Telomere length versus hormonal and bone mineral status in healthy elderly men

• Published in: Mechanisms of ageing and development Vol. 126; no. 10; pp. 1115 - 1122
• Main Authors: Bekaert, S., Van Pottelbergh, I., De Meyer, T., Zmierczak, H., Kaufman, J.M., Van Oostveldt, P., Goemaere, S.
• Format: Journal Article
• Language: English
• Published: Shannon Elsevier Ireland Ltd 01.10.2005; Elsevier Science
• Subjects: Aged; Aged, 80 and over; Ageing; Aging - blood; Aging - genetics; Biological and medical sciences; Biomarker; Biomarkers - blood; Bone Density; Bone loss; Development. Metamorphosis. Moult. Ageing; Estradiol - blood; Fundamental and applied biological sciences. Psychology; Humans; Male; Osteoporosis - blood; Osteoporosis - genetics; Phenotype; Senile osteoporosis; Sex Hormone-Binding Globulin - analysis; Telomere - genetics; Telomere - metabolism; Telomere length; Testosterone - blood; Vertebrates: anatomy and physiology, studies on body, several organs or systems; Biomarker; Telomere length; Senile osteoporosis; Bone loss; Ageing; Human; Senescence; Diseases of the osteoarticular system; Biological marker; Telomere; Osteoarticular system; Osteoporosis; Vertebrata; Mammalia; Bone; Elderly
• ISSN: 0047-6374; 1872-6216
• DOI: 10.1016/j.mad.2005.04.007

Telomeres, the termini of linear chromosomes, exert a key role in the process of cellular ageing. Progressive telomere shortening is implicated in senescence in vitro and ample evidence exists to support the hypothesis that telomere length is correlated with chronological age and ageing phenotypes in vivo. In this study, we assessed whether mean telomere length of peripheral blood leukocytes predicts age-associated bone loss and/or is related to sex steroid status in an elderly healthy male population (71–86 years).
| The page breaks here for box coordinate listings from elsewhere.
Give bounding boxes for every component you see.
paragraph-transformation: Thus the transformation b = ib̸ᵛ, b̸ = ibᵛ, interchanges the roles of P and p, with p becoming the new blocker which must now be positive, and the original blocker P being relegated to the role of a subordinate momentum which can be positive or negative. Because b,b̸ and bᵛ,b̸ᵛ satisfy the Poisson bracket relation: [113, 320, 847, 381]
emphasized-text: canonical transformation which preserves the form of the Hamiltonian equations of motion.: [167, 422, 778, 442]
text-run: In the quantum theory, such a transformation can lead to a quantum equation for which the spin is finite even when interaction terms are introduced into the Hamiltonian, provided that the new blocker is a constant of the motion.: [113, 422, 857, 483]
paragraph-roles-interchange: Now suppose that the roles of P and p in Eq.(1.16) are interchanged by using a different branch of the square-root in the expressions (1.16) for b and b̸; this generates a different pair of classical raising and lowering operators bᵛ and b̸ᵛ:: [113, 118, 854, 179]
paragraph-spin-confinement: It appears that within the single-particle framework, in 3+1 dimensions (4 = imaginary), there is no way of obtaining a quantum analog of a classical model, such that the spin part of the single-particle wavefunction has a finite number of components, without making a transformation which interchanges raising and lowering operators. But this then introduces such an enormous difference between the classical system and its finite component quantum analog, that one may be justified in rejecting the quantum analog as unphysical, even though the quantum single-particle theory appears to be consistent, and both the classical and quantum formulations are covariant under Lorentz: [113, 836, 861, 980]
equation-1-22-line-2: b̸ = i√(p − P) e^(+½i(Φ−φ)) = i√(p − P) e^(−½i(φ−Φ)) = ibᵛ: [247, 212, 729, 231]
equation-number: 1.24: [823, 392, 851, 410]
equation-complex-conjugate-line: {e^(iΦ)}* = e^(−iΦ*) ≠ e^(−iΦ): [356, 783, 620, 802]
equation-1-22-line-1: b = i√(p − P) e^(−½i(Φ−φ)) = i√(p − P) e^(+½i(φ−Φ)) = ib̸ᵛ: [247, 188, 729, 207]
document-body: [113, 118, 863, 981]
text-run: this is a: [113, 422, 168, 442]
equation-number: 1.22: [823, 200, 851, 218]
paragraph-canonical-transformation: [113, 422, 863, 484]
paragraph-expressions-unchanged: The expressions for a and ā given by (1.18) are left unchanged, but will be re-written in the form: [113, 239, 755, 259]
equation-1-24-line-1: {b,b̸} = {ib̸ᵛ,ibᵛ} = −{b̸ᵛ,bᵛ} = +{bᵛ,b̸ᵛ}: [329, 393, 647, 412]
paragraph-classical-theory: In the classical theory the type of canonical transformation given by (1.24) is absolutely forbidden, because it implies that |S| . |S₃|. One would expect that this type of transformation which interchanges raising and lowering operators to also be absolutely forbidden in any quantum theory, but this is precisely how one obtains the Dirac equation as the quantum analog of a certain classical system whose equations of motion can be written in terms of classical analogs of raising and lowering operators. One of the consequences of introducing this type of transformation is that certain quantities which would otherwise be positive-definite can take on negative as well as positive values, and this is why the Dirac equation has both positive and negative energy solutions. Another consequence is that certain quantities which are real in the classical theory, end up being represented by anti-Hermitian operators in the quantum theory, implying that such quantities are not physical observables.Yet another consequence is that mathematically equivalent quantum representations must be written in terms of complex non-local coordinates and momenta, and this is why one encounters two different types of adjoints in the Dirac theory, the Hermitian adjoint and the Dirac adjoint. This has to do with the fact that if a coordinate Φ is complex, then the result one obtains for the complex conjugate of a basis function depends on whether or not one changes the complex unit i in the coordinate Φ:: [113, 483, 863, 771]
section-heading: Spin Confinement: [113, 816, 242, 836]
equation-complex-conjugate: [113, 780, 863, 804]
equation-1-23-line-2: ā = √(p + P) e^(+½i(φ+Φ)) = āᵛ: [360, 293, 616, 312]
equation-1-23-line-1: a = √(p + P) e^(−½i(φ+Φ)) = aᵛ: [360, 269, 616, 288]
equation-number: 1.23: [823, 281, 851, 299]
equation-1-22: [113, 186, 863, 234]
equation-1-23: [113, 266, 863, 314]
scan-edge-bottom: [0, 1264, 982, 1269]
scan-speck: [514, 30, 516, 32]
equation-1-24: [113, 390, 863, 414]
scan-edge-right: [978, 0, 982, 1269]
Out of this population, we selected 110 samples for telomere restriction fragment (TRF) length analysis. Fasting blood was analysed for testosterone, estradiol, sex hormone binding globulin and biochemical markers of bone turnover. Also, the bioavailable fractions of sex steroids were calculated. Bone mineral density was measured at baseline and longitudinal follow-up was available for 84 men. We found that mean TRF length was inversely correlated with age ( r = −0.19; P = 0.049). Although no correlations were found with sex steroids or BMD at baseline, age corrected mean TRF length was associated with longitudinal bone loss for different distal forearm sites ( P < 0.05). Further studies are required to confirm our results, yet in this study, the predictive value of telomere length for bone loss appears to be substantial, hence underscoring the role of telomere length as a biomarker of ageing phenotypes.